Her parents and two of her siblings are dead, and the ones that remain are survivors of wars, rapes, and horrors beyond imagining. One is a paralyzed seer who can travel in time and mind-control animals, another survived a marriage to Ramsay Bolton and became defacto Queen in the North, and another took over the Night’s Watch, got murdered, and came back from the dead. She’s become a highly trained assassin capable of taking out the deadliest killers from the House of Black and White while blindfolded. They’re all pretty damn far from that idyllic Stark family portrait back in the series premiere, not just in who they have become but the roles, responsibilities, and missions they’ve accepted.

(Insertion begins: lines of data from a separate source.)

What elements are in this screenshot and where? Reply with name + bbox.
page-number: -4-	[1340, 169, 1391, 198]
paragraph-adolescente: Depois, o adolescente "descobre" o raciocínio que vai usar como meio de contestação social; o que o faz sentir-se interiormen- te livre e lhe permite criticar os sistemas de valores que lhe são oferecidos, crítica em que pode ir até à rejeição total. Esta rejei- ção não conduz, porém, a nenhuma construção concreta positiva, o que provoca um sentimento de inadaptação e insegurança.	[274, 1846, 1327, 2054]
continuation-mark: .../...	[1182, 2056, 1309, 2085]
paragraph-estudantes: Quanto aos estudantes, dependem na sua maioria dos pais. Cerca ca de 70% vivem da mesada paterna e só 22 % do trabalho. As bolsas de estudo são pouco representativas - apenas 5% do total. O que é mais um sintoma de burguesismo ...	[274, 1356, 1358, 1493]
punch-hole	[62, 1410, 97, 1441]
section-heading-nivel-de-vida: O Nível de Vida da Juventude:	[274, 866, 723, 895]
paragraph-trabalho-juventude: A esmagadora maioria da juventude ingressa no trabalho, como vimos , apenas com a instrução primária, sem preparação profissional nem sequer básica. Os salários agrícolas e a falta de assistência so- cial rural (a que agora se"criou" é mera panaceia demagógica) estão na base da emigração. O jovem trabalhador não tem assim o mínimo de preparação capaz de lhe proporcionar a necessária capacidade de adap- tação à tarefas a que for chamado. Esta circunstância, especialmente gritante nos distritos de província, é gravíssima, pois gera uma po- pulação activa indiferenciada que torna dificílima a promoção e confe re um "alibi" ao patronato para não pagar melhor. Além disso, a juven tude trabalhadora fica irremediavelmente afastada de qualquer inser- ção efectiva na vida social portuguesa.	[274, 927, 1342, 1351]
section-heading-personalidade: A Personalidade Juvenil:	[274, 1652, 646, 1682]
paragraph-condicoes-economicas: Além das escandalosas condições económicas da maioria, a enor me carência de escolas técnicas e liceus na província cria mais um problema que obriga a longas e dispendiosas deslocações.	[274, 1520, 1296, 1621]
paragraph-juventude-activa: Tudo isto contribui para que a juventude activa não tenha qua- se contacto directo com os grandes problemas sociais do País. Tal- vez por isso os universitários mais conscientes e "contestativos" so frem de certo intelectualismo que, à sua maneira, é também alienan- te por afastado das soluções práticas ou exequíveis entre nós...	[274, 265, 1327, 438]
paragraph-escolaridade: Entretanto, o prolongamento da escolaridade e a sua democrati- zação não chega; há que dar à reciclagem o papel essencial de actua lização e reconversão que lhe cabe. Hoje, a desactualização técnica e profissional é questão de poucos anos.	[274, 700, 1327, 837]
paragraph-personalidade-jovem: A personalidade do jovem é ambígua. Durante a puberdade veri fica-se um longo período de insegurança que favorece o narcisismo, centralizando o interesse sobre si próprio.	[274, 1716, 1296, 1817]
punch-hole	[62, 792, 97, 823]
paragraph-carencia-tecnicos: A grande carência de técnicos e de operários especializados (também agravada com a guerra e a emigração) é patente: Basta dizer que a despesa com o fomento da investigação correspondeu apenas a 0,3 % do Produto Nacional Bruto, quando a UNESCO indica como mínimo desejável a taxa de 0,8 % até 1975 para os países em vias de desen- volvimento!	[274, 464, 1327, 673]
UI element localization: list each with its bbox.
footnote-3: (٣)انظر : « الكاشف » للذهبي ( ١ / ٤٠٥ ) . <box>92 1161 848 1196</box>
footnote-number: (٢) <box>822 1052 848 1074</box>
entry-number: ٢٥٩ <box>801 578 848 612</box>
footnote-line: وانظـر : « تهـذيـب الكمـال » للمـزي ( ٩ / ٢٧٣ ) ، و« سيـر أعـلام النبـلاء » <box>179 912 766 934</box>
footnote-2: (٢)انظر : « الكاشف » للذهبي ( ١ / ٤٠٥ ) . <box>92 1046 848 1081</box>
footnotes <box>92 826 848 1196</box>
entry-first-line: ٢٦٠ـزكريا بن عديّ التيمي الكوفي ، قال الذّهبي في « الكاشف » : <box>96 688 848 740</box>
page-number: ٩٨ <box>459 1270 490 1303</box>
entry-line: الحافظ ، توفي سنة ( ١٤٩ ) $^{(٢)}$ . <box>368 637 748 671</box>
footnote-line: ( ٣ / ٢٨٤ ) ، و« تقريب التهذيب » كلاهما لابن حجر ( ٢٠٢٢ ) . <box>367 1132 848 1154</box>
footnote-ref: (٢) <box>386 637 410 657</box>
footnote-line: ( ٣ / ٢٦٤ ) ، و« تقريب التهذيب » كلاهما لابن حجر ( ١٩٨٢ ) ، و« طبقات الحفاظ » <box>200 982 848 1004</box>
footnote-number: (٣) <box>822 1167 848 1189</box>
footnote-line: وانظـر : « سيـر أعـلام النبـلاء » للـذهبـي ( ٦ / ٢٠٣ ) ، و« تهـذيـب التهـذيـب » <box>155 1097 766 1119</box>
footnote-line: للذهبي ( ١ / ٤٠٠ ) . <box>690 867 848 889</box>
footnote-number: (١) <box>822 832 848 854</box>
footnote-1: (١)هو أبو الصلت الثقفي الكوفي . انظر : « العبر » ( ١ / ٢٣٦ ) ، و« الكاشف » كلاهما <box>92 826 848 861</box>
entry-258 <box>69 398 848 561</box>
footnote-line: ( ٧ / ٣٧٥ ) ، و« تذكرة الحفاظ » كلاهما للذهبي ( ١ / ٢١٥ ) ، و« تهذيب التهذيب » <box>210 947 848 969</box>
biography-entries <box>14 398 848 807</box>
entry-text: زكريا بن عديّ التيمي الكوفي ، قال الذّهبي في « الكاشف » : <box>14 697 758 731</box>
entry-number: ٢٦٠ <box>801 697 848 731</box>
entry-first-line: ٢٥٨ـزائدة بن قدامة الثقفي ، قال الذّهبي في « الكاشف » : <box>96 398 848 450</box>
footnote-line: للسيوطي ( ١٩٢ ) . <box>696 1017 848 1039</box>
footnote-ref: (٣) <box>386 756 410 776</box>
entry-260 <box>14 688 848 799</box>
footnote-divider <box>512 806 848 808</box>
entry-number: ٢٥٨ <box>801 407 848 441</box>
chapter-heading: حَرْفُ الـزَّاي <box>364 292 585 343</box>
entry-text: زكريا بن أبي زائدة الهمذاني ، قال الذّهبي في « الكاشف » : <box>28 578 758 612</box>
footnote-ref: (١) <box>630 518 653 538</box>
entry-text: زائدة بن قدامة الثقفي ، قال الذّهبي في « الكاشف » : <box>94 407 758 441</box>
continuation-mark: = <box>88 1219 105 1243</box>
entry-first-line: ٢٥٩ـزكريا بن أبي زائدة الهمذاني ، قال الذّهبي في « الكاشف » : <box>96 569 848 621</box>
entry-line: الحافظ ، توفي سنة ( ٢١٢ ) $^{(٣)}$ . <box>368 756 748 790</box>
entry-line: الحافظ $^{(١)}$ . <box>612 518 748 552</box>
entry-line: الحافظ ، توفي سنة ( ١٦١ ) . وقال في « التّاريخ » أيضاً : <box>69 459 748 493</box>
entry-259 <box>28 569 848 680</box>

Arya, for example, is a hitwoman par excellence who just wiped out an entire House of their most hated enemies all on her lonesome. What use are her murder skills in the North, where she’d be surrounded by family and allies? Beyond the immediate catharsis of finally going home and hugging Jon and Sansa, what else does Winterfell hold for her? Nostalgia is about wanting to go back to something, rather than going forward to something. Which way is Winterfell?

And then there’s poor Theon, who still clearly bears the scars of his intense physical and psychological torture by Ramsay Bolton. When Ellaria puts the moves on Yara and tells Theon to bring her a drink, his response is instantly servile—and disturbingly reminiscent of those moments when Ramsay gave Theon commands while doing creepy sex things. There’s no going back for him either; he will never be the same person he was before, never glue those pieces back together the same way, no matter how often Yara labels him her “protector.”

That appellation becomes particularly ironic when their fleet is attacked and summarily destroyed by their uncle Euron, and Theon is so overwhelmed by post-traumatic panic that he drops his sword and leaps into the water, leaving Yara in the clutches of their murderous uncle with a blade to her neck. If you’d been hoping for a neat, heroic end to Theon’s redemption arc, then welcome to the many disappointments of this episode.

In conclusion: Nymeria rejected Arya and left her in the woods; Yara’s fleet was destroyed and she was taken captive; most of the Sand Snakes died; Dany’s naval capabilities and likely her Dornish support have been scuttled, and Theon betrayed and abandoned his sister at a critical moment that neither she nor he will probably ever forgive him for, if either of them even survive. In short, it’s Game of Thrones. It will never love you and it will usually fail you, but depending on what you’re into, it might still be able to show you a good time.